Eurabia, diritti delle donne e discriminazione. Mentre a Genova fa già discutere il progetto di costruire una “nuova moschea” da 1200 metri quadrati, in realtà un grande nuovo centro islamico, che un’associazione culturale musulmana vorrebbe realizzare fra Teglia e Rivarolo e per cui sono in corso trattative con il proprietario dell’edificio, spuntano le foto choc delle donne chiuse in un recinto a Roma per la festa di fine Ramadan.
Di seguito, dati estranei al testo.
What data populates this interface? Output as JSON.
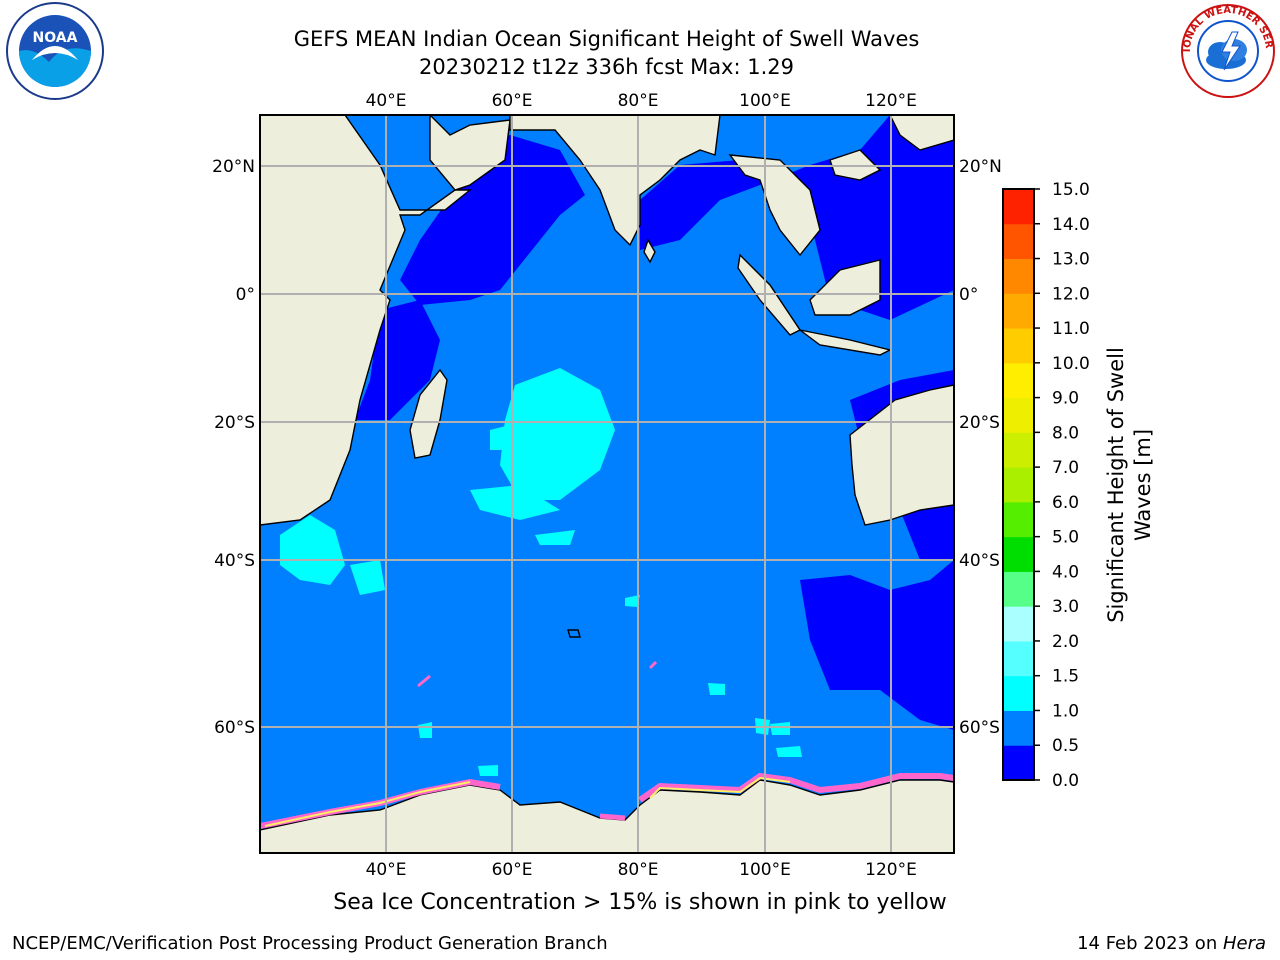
{
  "title": {
    "line1": "GEFS MEAN Indian Ocean Significant Height of Swell Waves",
    "line2": "20230212 t12z 336h fcst   Max: 1.29"
  },
  "caption": "Sea Ice Concentration > 15% is shown in pink to yellow",
  "footer": {
    "credit": "NCEP/EMC/Verification Post Processing Product Generation Branch",
    "date_prefix": "14 Feb 2023 on ",
    "date_host": "Hera"
  },
  "logos": {
    "left": "NOAA",
    "right": "NATIONAL WEATHER SERVICE"
  },
  "map": {
    "lon_range": [
      20,
      130
    ],
    "lat_range": [
      -70,
      28
    ],
    "lon_ticks": [
      "40°E",
      "60°E",
      "80°E",
      "100°E",
      "120°E"
    ],
    "lat_ticks": [
      "20°N",
      "0°",
      "20°S",
      "40°S",
      "60°S"
    ],
    "grid": true,
    "colors": {
      "ocean": "#0080ff",
      "low_swell": "#0000ff",
      "mid_swell": "#00ffff",
      "land": "#eeeedc",
      "ice_pink": "#ff66cc",
      "ice_yellow": "#ffee66"
    }
  },
  "colorbar": {
    "label_line1": "Significant Height of Swell",
    "label_line2": "Waves [m]",
    "ticks": [
      "0.0",
      "0.5",
      "1.0",
      "1.5",
      "2.0",
      "3.0",
      "4.0",
      "5.0",
      "6.0",
      "7.0",
      "8.0",
      "9.0",
      "10.0",
      "11.0",
      "12.0",
      "13.0",
      "14.0",
      "15.0"
    ],
    "colors": [
      "#0000ff",
      "#0080ff",
      "#00ffff",
      "#55ffff",
      "#aaffff",
      "#55ff88",
      "#00dd00",
      "#55ee00",
      "#aaee00",
      "#ccee00",
      "#eeee00",
      "#ffee00",
      "#ffcc00",
      "#ffaa00",
      "#ff8800",
      "#ff5500",
      "#ff2200"
    ]
  }
}
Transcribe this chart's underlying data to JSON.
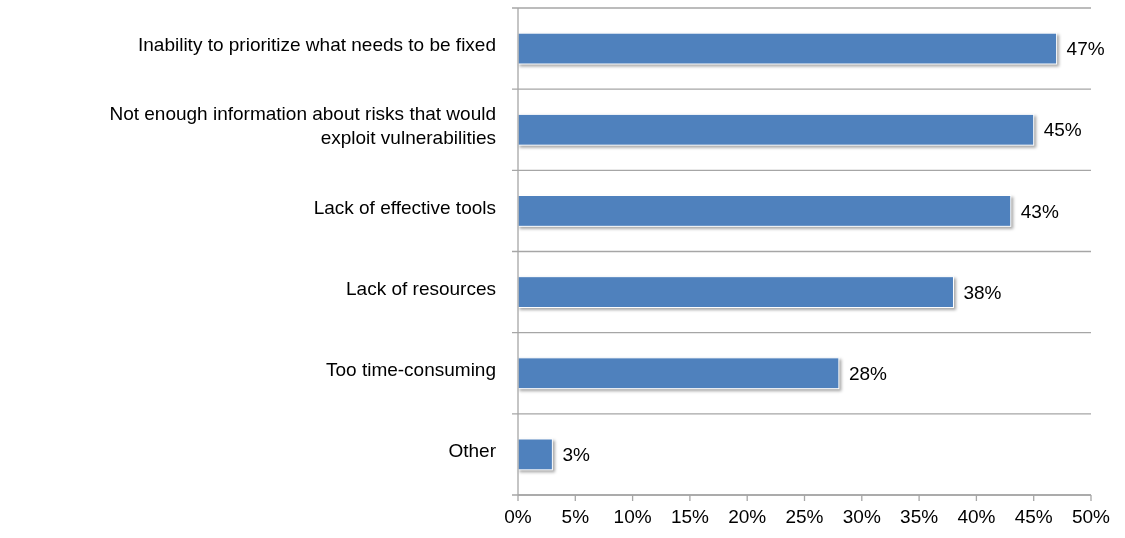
{
  "chart_data": {
    "type": "bar",
    "orientation": "horizontal",
    "categories": [
      "Inability to prioritize what needs to be fixed",
      "Not enough information about risks that would exploit vulnerabilities",
      "Lack of effective tools",
      "Lack of resources",
      "Too time-consuming",
      "Other"
    ],
    "values": [
      47,
      45,
      43,
      38,
      28,
      3
    ],
    "color": "#4f81bd",
    "value_labels": [
      "47%",
      "45%",
      "43%",
      "38%",
      "28%",
      "3%"
    ],
    "xlim": [
      0,
      50
    ],
    "xticks": [
      {
        "value": 0,
        "label": "0%"
      },
      {
        "value": 5,
        "label": "5%"
      },
      {
        "value": 10,
        "label": "10%"
      },
      {
        "value": 15,
        "label": "15%"
      },
      {
        "value": 20,
        "label": "20%"
      },
      {
        "value": 25,
        "label": "25%"
      },
      {
        "value": 30,
        "label": "30%"
      },
      {
        "value": 35,
        "label": "35%"
      },
      {
        "value": 40,
        "label": "40%"
      },
      {
        "value": 45,
        "label": "45%"
      },
      {
        "value": 50,
        "label": "50%"
      }
    ],
    "grid": "y"
  }
}
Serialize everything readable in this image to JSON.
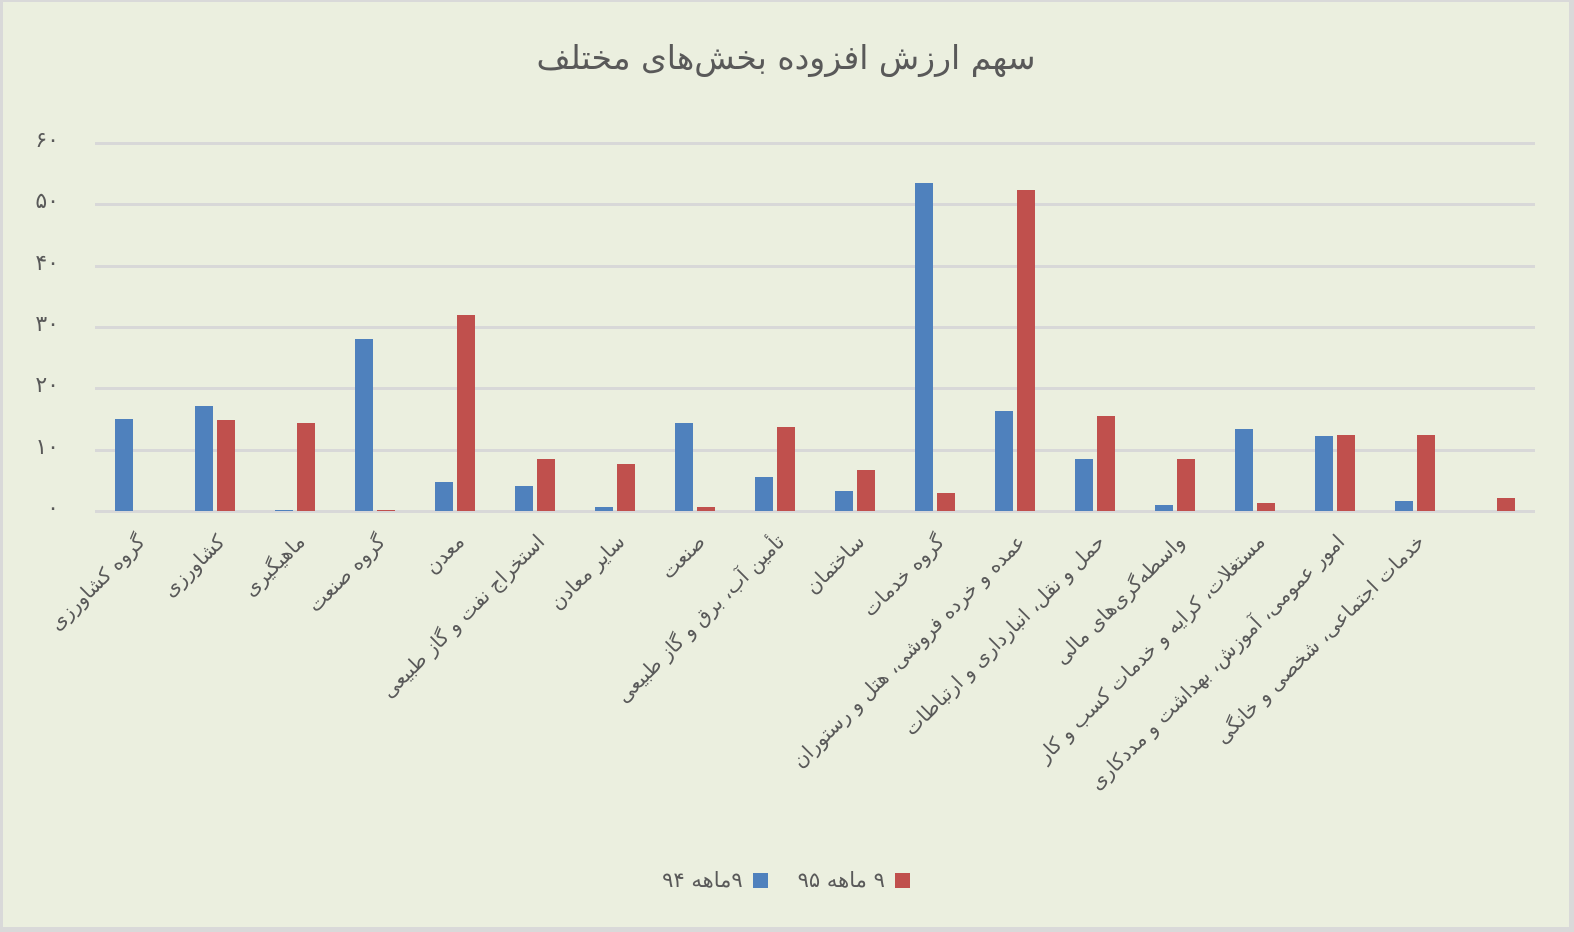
{
  "chart_data": {
    "type": "bar",
    "title": "سهم ارزش افزوده بخش‌های مختلف",
    "xlabel": "",
    "ylabel": "",
    "ylim": [
      0,
      60
    ],
    "yticks": [
      0,
      10,
      20,
      30,
      40,
      50,
      60
    ],
    "ytick_labels": [
      "۰",
      "۱۰",
      "۲۰",
      "۳۰",
      "۴۰",
      "۵۰",
      "۶۰"
    ],
    "grid": true,
    "legend_position": "bottom",
    "categories": [
      "گروه کشاورزی",
      "کشاورزی",
      "ماهیگیری",
      "گروه صنعت",
      "معدن",
      "استخراج نفت و گاز طبیعی",
      "سایر معادن",
      "صنعت",
      "تأمین آب، برق و گاز طبیعی",
      "ساختمان",
      "گروه خدمات",
      "عمده و خرده فروشی، هتل و رستوران",
      "حمل و نقل، انبارداری و ارتباطات",
      "واسطه‌گری‌های مالی",
      "مستغلات، کرایه و خدمات کسب و کار",
      "امور عمومی، آموزش، بهداشت و مددکاری",
      "خدمات اجتماعی، شخصی و خانگی",
      ""
    ],
    "series": [
      {
        "name": "۹ماهه ۹۴",
        "color": "#4f81bd",
        "values": [
          15.0,
          17.2,
          0.2,
          28.1,
          4.8,
          4.0,
          0.6,
          14.3,
          5.5,
          3.3,
          53.4,
          16.3,
          8.5,
          1.0,
          13.3,
          12.2,
          1.7,
          0
        ]
      },
      {
        "name": "۹ ماهه ۹۵",
        "color": "#c0504d",
        "values": [
          0,
          14.8,
          14.3,
          0.2,
          32.0,
          8.5,
          7.6,
          0.7,
          13.7,
          6.7,
          2.9,
          52.4,
          15.5,
          8.4,
          1.3,
          12.4,
          12.4,
          2.1
        ]
      }
    ]
  }
}
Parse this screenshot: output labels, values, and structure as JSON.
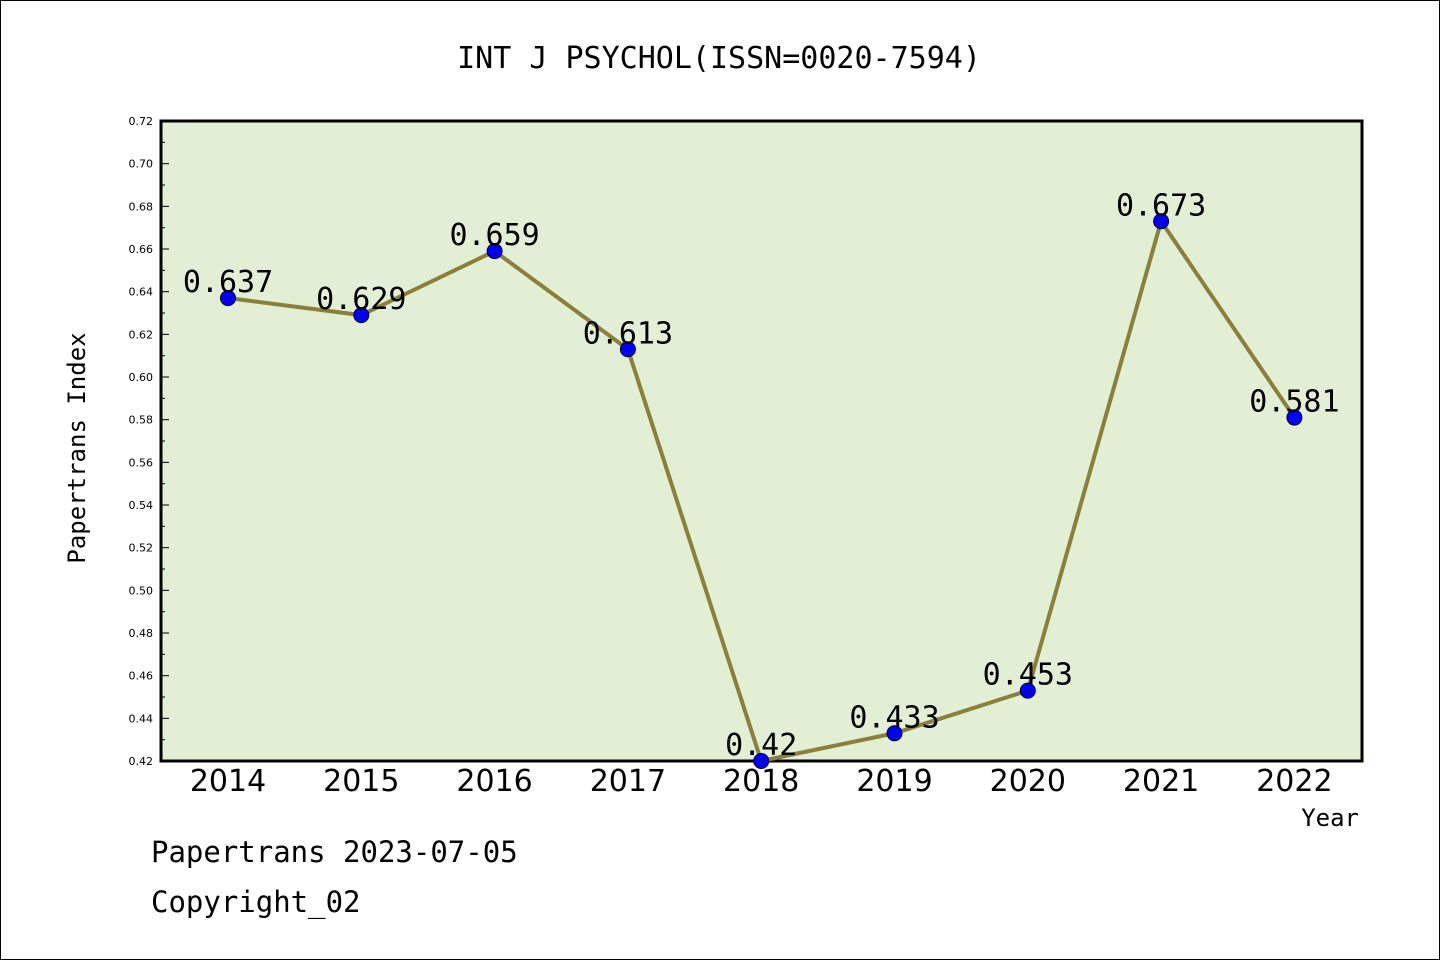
{
  "chart_data": {
    "type": "line",
    "title": "INT J PSYCHOL(ISSN=0020-7594)",
    "xlabel": "Year",
    "ylabel": "Papertrans Index",
    "x": [
      "2014",
      "2015",
      "2016",
      "2017",
      "2018",
      "2019",
      "2020",
      "2021",
      "2022"
    ],
    "values": [
      0.637,
      0.629,
      0.659,
      0.613,
      0.42,
      0.433,
      0.453,
      0.673,
      0.581
    ],
    "data_labels": [
      "0.637",
      "0.629",
      "0.659",
      "0.613",
      "0.42",
      "0.433",
      "0.453",
      "0.673",
      "0.581"
    ],
    "ylim": [
      0.42,
      0.72
    ],
    "yticks": [
      "0.42",
      "0.44",
      "0.46",
      "0.48",
      "0.50",
      "0.52",
      "0.54",
      "0.56",
      "0.58",
      "0.60",
      "0.62",
      "0.64",
      "0.66",
      "0.68",
      "0.70",
      "0.72"
    ],
    "grid": false,
    "legend": "none",
    "colors": {
      "plot_background": "#e2efd5",
      "line": "#8b8038",
      "marker": "#0000ff"
    }
  },
  "footer": {
    "line1": "Papertrans 2023-07-05",
    "line2": "Copyright_02"
  }
}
Le foto choc che discriminano pubblicamente le donne, inequivocabili, sono state pubblicate sui social network e da alcuni quotidiani, come Il Giornale, Il Tempo e Il Secolo d’Italia.

Mentre gli uomini musulmani pregano, le donne musulmane con il velo vengono rinchiuse in una sorta di “rete da pollaio” con tanto di telo oscurante. E il tutto accade su una pubblica piazza di Roma, nel quartiere Centocelle, la Capitale d’Italia.

Se la sinistra tace sui fatti, le foto choc sono state rilanciate su fb anche da Fabio Rampelli, esponente di Fratelli d’Italia e vicepresidente della Camera dei Deputati.

Nella festa che ha coinvolto i fedeli dell’Islam provenienti da tutta Roma, le foto choc mostrano gli uomini inginocchiarsi e pregare Allah. Le donne, invece, sono rinchiuse in un recinto e sostanzialmente “discriminate” con tanto di telo oscurante.

Il messaggio discriminatorio del presunto “Islam moderno” tanto sbandierato dalla sinistra sembra essere piuttosto chiaro. Alle donne viene vietato di osservare il settore degli uomini in preghiera perché considerate “esseri inferiori” e non possono avere alcun accesso né diretto né indiretto all’osservazione della fede?

“Le donne – ha spiegato il vicepresidente della Camera dei Deputati Fabio Rampelli (FdI) – sono rinchiuse in un recinto e discriminate, non possono pregare, ma neppure guardare gli uomini chini verso la Mecca. Si potrebbe obiettare che esiste una libertà individuale, domestica o al limite religiosa che consente a ciascun cittadino di fare ciò che vuole se non infrange l’altrui libertà nella sua casa, nella sede di un’associazione.

Già, ma i fatti sono successi in piazza dei Mirti a Roma, sul suolo della Repubblica italiana, dove a nessuno dovrebbe essere consentito di violare le sue leggi e i suoi precetti costituzionali, rischiando di indurre altri cittadini a comportarsi in modo analogo.

È giusto far esibire pubblicamente a un gruppo di professanti la reclusione illegale e incostituzionale della donna in quanto tale e la menomazione dei suoi diritti primari? La risposta è certamente chiara: non è giusto. Ed è legale? Qui comincia invece il mistero.

Nel frattempo, non si trova una sola donna di sinistra, non dico una femminista, che s’indigni e protesti. Diritti al rovescio”.